Protest in support of protecting the Emajõgi River in Tartu on Saturday. May 19, 2018.
Protest in support of protecting the Emajõgi River in Tartu on Saturday. May 19, 2018. Source: Aili Vahtla/ERR

Tallinn Administrative Court on Wednesday returned without review an appeal by the City of Tartu over the initiation of the national designated spatial plan in connection with the construction of a pulp mill in Southern Estonia, as according to the court, the city lacks grounds for the right of appeal and the complaint is premature.

The court ruled that the initiation of the procedure of the national designated spatial plan does not infringe on the rights of the Tartu city government.

The initiation of the procedure of the national designated spatial plan does not necessarily bring with it the adption of a national designated spatial plan and construction of the mill, the court found.

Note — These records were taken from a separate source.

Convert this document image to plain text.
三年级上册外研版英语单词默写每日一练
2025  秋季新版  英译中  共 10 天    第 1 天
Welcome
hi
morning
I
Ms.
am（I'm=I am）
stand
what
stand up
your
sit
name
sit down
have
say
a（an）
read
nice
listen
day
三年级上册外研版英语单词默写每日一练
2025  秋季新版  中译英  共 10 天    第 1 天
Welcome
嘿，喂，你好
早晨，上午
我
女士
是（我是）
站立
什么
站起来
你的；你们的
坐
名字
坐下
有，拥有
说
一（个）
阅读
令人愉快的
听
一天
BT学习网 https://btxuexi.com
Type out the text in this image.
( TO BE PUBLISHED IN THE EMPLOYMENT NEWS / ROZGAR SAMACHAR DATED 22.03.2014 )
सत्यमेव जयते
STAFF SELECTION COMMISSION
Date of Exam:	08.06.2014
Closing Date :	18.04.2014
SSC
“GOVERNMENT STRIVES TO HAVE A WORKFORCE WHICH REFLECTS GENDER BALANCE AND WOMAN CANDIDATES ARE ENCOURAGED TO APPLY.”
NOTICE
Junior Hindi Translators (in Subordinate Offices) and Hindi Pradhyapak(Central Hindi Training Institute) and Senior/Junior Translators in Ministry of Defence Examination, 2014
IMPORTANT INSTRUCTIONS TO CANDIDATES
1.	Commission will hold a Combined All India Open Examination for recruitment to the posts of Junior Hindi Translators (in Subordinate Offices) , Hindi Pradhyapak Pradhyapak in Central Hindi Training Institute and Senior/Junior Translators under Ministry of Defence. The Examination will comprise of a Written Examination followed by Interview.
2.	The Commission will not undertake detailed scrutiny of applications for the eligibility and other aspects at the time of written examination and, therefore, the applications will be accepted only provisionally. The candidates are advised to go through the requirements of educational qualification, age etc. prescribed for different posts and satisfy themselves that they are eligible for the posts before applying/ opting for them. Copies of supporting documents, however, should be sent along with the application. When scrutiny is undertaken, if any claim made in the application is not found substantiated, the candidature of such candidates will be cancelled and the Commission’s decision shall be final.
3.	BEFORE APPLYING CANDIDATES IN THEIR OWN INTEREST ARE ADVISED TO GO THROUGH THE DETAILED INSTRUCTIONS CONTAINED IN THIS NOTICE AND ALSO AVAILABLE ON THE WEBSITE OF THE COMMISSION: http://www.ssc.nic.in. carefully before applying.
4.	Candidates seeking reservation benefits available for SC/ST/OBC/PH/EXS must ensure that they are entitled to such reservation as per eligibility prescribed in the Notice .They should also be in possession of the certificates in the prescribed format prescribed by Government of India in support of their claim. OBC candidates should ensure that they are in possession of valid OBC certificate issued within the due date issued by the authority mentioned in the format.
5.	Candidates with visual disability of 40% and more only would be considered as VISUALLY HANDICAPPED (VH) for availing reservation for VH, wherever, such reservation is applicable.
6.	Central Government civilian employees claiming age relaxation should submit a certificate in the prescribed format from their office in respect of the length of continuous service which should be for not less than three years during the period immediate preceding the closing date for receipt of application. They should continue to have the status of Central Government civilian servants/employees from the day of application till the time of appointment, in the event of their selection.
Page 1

The City of Tartu will be able to contest the decision to adopt a national designated spatial plan in the future, should the planning procedure reach that point. The city has no right, however, to demand the termination of a planning procedure initiated based on public interest, the court said.

The administrative court explined that it isn't possible at this stage to claim that the initiation of the procedure of the national designated spatial plan will inevitably lead to an infringement on the city's rights.

The City of Tartu claimed in its appeal that the wrong kind of planning procedure had been chosen for the planning of the location of the proposed mill, and that a substantive preliminary selection of the location had been made before the procedure of the national designated spatial plan was launched.

The city argued that the conduct of a procedure of a national designated spatial plan without the proper legal grounds unjustifiably infringes on the city's right to self-government and that the establishment of the mill will entail a substantial negative environmental impact that will be expressed in the city of Tartu.

The returning of the complaint does not strip the filing party of the right to take the matter to court again, as a returned complaint is deemed as never having been handled by the court.

Previously, two environmental organisations — the nonprofits Eesti Metsa Abiks (Helping Estonia's Forests) and Emajõe Kaitseselts (Emajõgi Protective Association) — have contested the same government order. Both appeals were likewise returned by the court without review.

The court's ruling to return a complaint can be appealed within 15 days.